God knows I have criticized modernity myself (for example, I find Ken Wilber’s writings fascinating). But here, it’s all so simplistic. Don’t forget that the most virulent critics of modernity are Osama Bin Laden and his associates. That should make you pause. And as to the noble savage: Mel Gibson’s Apocalypto shows us a different face of pre-industrial civilization. He exaggerates Mayan cruelty, you say? A caricature? Maybe, but no more than Avatar, and probably less naive.

Another faddish idea is borrowed from the Matrix: when riding horselike and giant birdlike creatures, the Na’vi plug their own tails into part of their mount’s body, which connects the rider’s and the mount’s energies and consciousness. The idea that in order to achieve total connectedness, one-ness - “mind-meld,” one just needs to find a plug and an outlet, seems to have great appeal among the electronic generation.

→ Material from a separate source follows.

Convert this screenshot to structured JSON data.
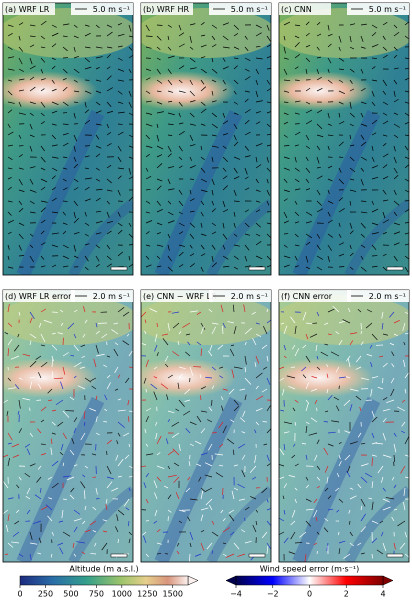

The funny thing is that while reviewers recognize much of what I have just said, many of them still don’t get it: Take David Brooks who wrote on January 9 in the NY Times that the movie Avatar is an “offensive antique” (and he is not alone). He writes about what I call the Tarzan syndrome. He deplores the fact that in this movie, as so often in the past, it takes a white man to save the natives. According to him, then, Avatar is still patronizing, Eurocentric and racist. People like Brooks remain unable to shake their white guilt, and they will go to the end of the earth to be PC. The problem with this movie is not that it is racist. It’s that it is a cliche.